Notwithstanding death's lowly status with humanity, the question "Aren't you thankful for death?" is a good one. "Why?" you ask. Because death serves a surprising purpose. Although death is our enemy, God uses our enemy for His own divine objectives. This happens in at least two ways:
First, as I said yesterday, death forces us to face reality. When a person is young, he or she considers himself strong and at times immortal. We see it all the time. Kids do some pretty ridiculous things putting their life and health at risk. They jump off cliffs into running rivers (I remember doing that one). They venture into addictive habits.
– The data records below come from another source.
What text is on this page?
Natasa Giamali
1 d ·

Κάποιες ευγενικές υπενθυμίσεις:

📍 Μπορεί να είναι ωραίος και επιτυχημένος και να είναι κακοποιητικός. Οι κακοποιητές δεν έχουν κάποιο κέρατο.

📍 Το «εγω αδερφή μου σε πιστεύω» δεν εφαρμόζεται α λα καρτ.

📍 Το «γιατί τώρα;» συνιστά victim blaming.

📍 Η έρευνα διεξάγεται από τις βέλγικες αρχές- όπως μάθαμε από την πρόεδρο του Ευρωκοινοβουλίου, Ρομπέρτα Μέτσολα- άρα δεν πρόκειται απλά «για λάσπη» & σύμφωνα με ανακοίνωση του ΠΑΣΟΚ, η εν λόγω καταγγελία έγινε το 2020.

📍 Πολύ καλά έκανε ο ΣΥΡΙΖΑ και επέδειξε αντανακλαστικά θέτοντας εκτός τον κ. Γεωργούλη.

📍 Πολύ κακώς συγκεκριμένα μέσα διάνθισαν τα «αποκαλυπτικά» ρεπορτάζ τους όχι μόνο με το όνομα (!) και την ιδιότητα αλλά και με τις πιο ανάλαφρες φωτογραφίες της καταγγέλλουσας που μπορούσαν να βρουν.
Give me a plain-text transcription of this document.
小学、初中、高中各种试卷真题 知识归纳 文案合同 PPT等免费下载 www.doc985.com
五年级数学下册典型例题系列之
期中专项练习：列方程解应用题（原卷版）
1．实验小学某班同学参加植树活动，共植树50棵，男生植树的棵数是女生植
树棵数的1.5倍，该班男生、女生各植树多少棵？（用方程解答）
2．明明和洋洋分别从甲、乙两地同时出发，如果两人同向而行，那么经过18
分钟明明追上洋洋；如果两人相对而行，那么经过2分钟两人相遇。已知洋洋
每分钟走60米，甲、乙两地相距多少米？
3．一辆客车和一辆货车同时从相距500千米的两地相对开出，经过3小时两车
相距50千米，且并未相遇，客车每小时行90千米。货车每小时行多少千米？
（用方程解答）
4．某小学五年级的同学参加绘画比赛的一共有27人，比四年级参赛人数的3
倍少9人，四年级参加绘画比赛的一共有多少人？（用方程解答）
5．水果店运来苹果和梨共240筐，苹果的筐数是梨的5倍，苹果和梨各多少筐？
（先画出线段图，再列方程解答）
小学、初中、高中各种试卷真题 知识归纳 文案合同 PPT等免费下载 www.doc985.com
They drive too fast. The list can go on and on. Yet adults can sometimes be even more foolish. They see their bodies breaking down - they know death is coming. Do they listen? Some do. More don't. As we grow older and our minds are not transformed by God's Word, but are conformed to this world, we fall into a type of sleep and we dream that our ideas, and our perspectives - that we are good people - will satisfy the God who made us. Yet death is God's message that something is radically wrong with us and with the world. Something must change.
Second, death is the means whereby we enter into another life - a greater life - a life in the kingdom of God. Jesus died for us, but when Jesus says, “If anyone would come after me, let him deny himself and take up his cross and follow me," He is inviting us not only to enter our death, but also into His death. Through the death of our will we become eternally bonded.
Here's the good news: to enter into Christ's death means we enter into Christ's life! The whole thing is counterintuitive! From a human point of view it makes no sense. From God's point of view it makes all the sense in the world. So . . . aren't you thankful for death? The outcome is greater than we can see.